The weakness, discovered by San Francisco-based mobile security startup Bluebox Security, was reported to Google (NSDQ:GOOG)and has been corrected, but the firm said millions of Android devices remain vulnerable. The flaw enables an attacker to bypass the Google Play security mechanism designed to review changes to applications before they are sent to users.
Bluebox Chief Technology Officer Jeff Forristal will present the details of the vulnerability later this month at the 2013 Black Hat conference in Las Vegas.
The Android flaw, which has been in the firmware since 2009, enables an attacker to modify the mobile application code without breaking its cryptographic signature, wrote Forristal. In an alert to Android owners last week, Forristal said application changes could be made without being noticed by the app store, device or end user.
“Depending on the type of application, a hacker can exploit the vulnerability for anything from data theft to creation of a mobile botnet,” Forristal wrote.
Digital signatures are used by both Google and Apple to determine the validity of a mobile application. The flaw enables the digital signature to remain intact even if modifications are made, Forristal said.

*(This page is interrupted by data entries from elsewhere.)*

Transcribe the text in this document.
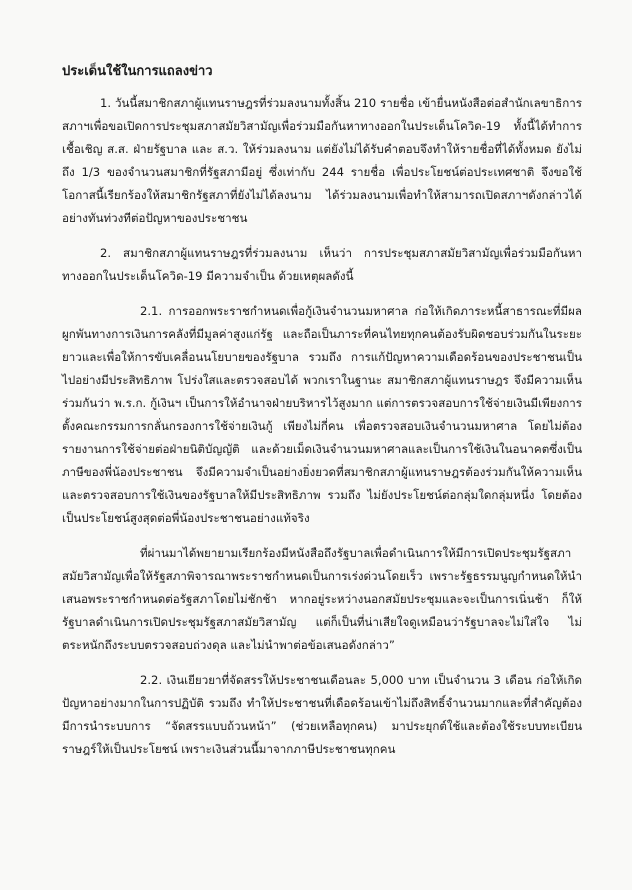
ประเด็นใช้ในการแถลงข่าว

1. วันนี้สมาชิกสภาผู้แทนราษฎรที่ร่วมลงนามทั้งสิ้น 210 รายชื่อ เข้ายื่นหนังสือต่อสำนักเลขาธิการสภาฯเพื่อขอเปิดการประชุมสภาสมัยวิสามัญเพื่อร่วมมือกันหาทางออกในประเด็นโควิด-19 ทั้งนี้ได้ทำการเชื้อเชิญ ส.ส. ฝ่ายรัฐบาล และ ส.ว. ให้ร่วมลงนาม แต่ยังไม่ได้รับคำตอบจึงทำให้รายชื่อที่ได้ทั้งหมด ยังไม่ถึง 1/3 ของจำนวนสมาชิกที่รัฐสภามีอยู่ ซึ่งเท่ากับ 244 รายชื่อ เพื่อประโยชน์ต่อประเทศชาติ จึงขอใช้โอกาสนี้เรียกร้องให้สมาชิกรัฐสภาที่ยังไม่ได้ลงนาม ได้ร่วมลงนามเพื่อทำให้สามารถเปิดสภาฯดังกล่าวได้อย่างทันท่วงทีต่อปัญหาของประชาชน

2. สมาชิกสภาผู้แทนราษฎรที่ร่วมลงนาม เห็นว่า การประชุมสภาสมัยวิสามัญเพื่อร่วมมือกันหาทางออกในประเด็นโควิด-19 มีความจำเป็น ด้วยเหตุผลดังนี้

2.1. การออกพระราชกำหนดเพื่อกู้เงินจำนวนมหาศาล ก่อให้เกิดภาระหนี้สาธารณะที่มีผลผูกพันทางการเงินการคลังที่มีมูลค่าสูงแก่รัฐ และถือเป็นภาระที่คนไทยทุกคนต้องรับผิดชอบร่วมกันในระยะยาวและเพื่อให้การขับเคลื่อนนโยบายของรัฐบาล รวมถึง การแก้ปัญหาความเดือดร้อนของประชาชนเป็นไปอย่างมีประสิทธิภาพ โปร่งใสและตรวจสอบได้ พวกเราในฐานะ สมาชิกสภาผู้แทนราษฎร จึงมีความเห็นร่วมกันว่า พ.ร.ก. กู้เงินฯ เป็นการให้อำนาจฝ่ายบริหารไว้สูงมาก แต่การตรวจสอบการใช้จ่ายเงินมีเพียงการตั้งคณะกรรมการกลั่นกรองการใช้จ่ายเงินกู้ เพียงไม่กี่คน เพื่อตรวจสอบเงินจำนวนมหาศาล โดยไม่ต้องรายงานการใช้จ่ายต่อฝ่ายนิติบัญญัติ และด้วยเม็ดเงินจำนวนมหาศาลและเป็นการใช้เงินในอนาคตซึ่งเป็นภาษีของพี่น้องประชาชน จึงมีความจำเป็นอย่างยิ่งยวดที่สมาชิกสภาผู้แทนราษฎรต้องร่วมกันให้ความเห็นและตรวจสอบการใช้เงินของรัฐบาลให้มีประสิทธิภาพ รวมถึง ไม่ยังประโยชน์ต่อกลุ่มใดกลุ่มหนึ่ง โดยต้องเป็นประโยชน์สูงสุดต่อพี่น้องประชาชนอย่างแท้จริง

ที่ผ่านมาได้พยายามเรียกร้องมีหนังสือถึงรัฐบาลเพื่อดำเนินการให้มีการเปิดประชุมรัฐสภาสมัยวิสามัญเพื่อให้รัฐสภาพิจารณาพระราชกำหนดเป็นการเร่งด่วนโดยเร็ว เพราะรัฐธรรมนูญกำหนดให้นำเสนอพระราชกำหนดต่อรัฐสภาโดยไม่ชักช้า หากอยู่ระหว่างนอกสมัยประชุมและจะเป็นการเนิ่นช้า ก็ให้รัฐบาลดำเนินการเปิดประชุมรัฐสภาสมัยวิสามัญ แต่ก็เป็นที่น่าเสียใจดูเหมือนว่ารัฐบาลจะไม่ใส่ใจ ไม่ตระหนักถึงระบบตรวจสอบถ่วงดุล และไม่นำพาต่อข้อเสนอดังกล่าว”

2.2. เงินเยียวยาที่จัดสรรให้ประชาชนเดือนละ 5,000 บาท เป็นจำนวน 3 เดือน ก่อให้เกิดปัญหาอย่างมากในการปฏิบัติ รวมถึง ทำให้ประชาชนที่เดือดร้อนเข้าไม่ถึงสิทธิ์จำนวนมากและที่สำคัญต้องมีการนำระบบการ “จัดสรรแบบถ้วนหน้า” (ช่วยเหลือทุกคน) มาประยุกต์ใช้และต้องใช้ระบบทะเบียนราษฎร์ให้เป็นประโยชน์ เพราะเงินส่วนนี้มาจากภาษีประชาชนทุกคน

Bluebox showed a screenshot of an HTC device showing how the manufacturer’s software can be modified to access all permissions on the device.
An attacker can program a legitimate app to make phone calls and record them, send text messages or turn on the camera. “Finally, and most unsettling, is the potential for a hacker to take advantage of the always-on, always-connected, and always-moving (therefore hard-to-detect) nature of these ‘zombie’ mobile devices to create a botnet,” Forristal wrote.
Millions of mobile phones could continue to be at risk because security updates pushed out by Google must go to individual handset makers before being pushed out to device owners through their mobile carrier.
Breaking or cheating the cryptographic signature used to validate applications is a potentially serious issue opening up device owners to a wealth of serious problems, said Cameron Camp, a security researcher, at Bratislava, Slovakia-based antivirus vendor ESET. Code signing and application isolation or sandboxing are among the security measures used to make mobile devices safer.
“If you can break the crypto or cheat the crypto into thinking it’s something that it’s not then that is a dangerous problem,” Camp said.
Google did not respond to a request from CRN for comment. The company has reportedly updated its official app store, Google Play, to thwart attempts to cheat the app verification process. But Camp said mobile malware writers bypass Google altogether, getting malicious applications onto devices by using third-party app stores.
Android malware has increased significantly, with more than 92 percent of mobile malware targeting the platform, according toJuniper Networks (NSDQ:JNPR), which released its annual mobile threat report last week. Other reports found a precipitous increase in mobile attacks targeting Android devices. Google has been adding improvements, Camp said, including the addition of Bouncer, a malware scanner that vets apps before they are officially released to Android device owners.
“There are still an awful lot of apps to be analyzing on a daily basis, so determining with any degree of assurance that no malicious code out there is going to be difficult,” Camp said.